Topological susceptibility and axion potential in two-flavor superconductive quark matter

TL;DR

This paper investigates the axion potential and topological susceptibility in two-flavor color superconducting quark matter using a Nambu-Jona-Lasinio-like model, revealing phase transitions and analytical expressions for axion properties at high density.

Contribution

It provides the first analytical calculation of the topological susceptibility and axion mass in the superconductive phase of dense QCD.

Findings

Topological susceptibility remains finite at finite temperature.

Axion mass is directly related to the topological susceptibility in the superconductive phase.

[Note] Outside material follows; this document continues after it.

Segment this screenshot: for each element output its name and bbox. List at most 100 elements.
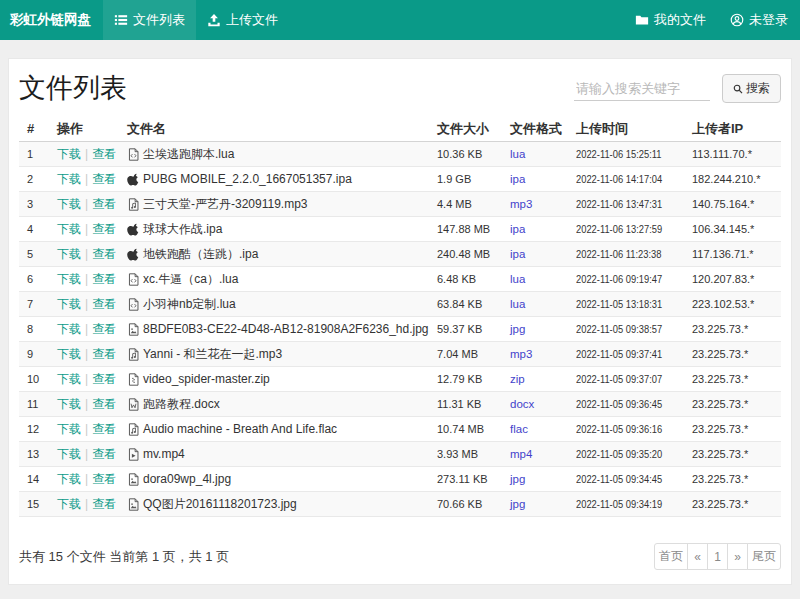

Phase transition involves rotation of scalar condensate into a pseudo-scalar one.

Abstract

We study the potential of the axion, $a$, of Quantum Chromodynamics, in the two-flavor color superconducting phase of cold and dense quark matter. We adopt a Nambu-Jona-Lasinio-like model. Our interaction contains two terms, one preserving and one breaking the $U(1)_A$ symmetry: the latter is responsible of the coupling of axions to quarks. We introduce two quark condensates, $h_L$ and $h_R$, describing condensation for left-handed and right-handed quarks respectively; we then study the loci of the minima of the thermodynamic potential, $\Omega$, in the $(h_L,h_R)$ plane, noticing how the instanton-induced interaction favors condensation in the scalar channel when the $\theta-$angle, $\theta=a/f_a$, vanishes. Increasing $\theta$ we find a phase transition where the scalar condensate rotates into a pseudo-scalar one. We present an analytical result for the topological susceptibility, $\chi$, in the superconductive phase, which stands both at zero and at finite temperature. Finally, we compute the axion mass and its self-coupling. In particular, the axion mass $m_a$ is related to the full topological susceptibility via $\chi=m_a^2 f_a^2$, hence our result for $\chi$ gives an analytical result for $m_a$ in the superconductive phase of high-density Quantum Chromodynamics.